The Distillerie Dillon is in Fort de France in Martinique. It distills many types of rum from the locally grown sugar cane. It is powered by a Corliss steam engine that was built in 1922.

==History==
The site of the distillery was settled by sugar farmers in 1690. The name stems from Arthur Dillon (1750–1794), a soldier with Lafayette's troops in the American War of Independence. Serving with Dillon's Regiment, of the Irish Brigade (France), he had been created a colonel at the age of 16.

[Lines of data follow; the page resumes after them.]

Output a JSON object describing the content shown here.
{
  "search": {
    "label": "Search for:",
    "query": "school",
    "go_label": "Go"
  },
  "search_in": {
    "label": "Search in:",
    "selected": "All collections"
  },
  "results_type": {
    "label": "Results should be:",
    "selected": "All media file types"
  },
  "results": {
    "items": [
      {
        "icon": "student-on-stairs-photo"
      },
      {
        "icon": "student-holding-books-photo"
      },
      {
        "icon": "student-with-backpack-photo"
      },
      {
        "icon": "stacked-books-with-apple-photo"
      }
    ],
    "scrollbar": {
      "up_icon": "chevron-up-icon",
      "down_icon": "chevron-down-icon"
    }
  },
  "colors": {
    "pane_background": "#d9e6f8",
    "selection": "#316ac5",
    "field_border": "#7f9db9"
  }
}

On returning to his home from the war, he married a rich widow, named Louise. Then they bought the estate, flourishing with sugar cane, and had a daughter Fanny. Dillon became a deputy, and his daughter was presented by her cousin Josephine to Napoleon. She married General Bertrand, and they both accompanied Napoleon into exile on Elba and St Helena. On returning to the Dillon Plantation, she campaigned against slavery.

==Process==
There are ten varieties of sugar cane used by Dillon. The cane is grown for two years and when harvested the sugar is extracted over a period of 2 to 3 days. Speed is essential. The saying goes "the cane should have its feet in the earth and its head in the mill". The cane is crushed three times by a steam engine driven mill to release the juice. Water is added and the juice is allowed to ferment. It is again milled to crush the sugar, and fermentation starts. The residue cane is used to fire the boilers that provide the steam. The distillation is a slow process, in columns heated to 65 C, producing an alcohol of 65%. It rests for five months then is reduced and bottled at 50% to 55%.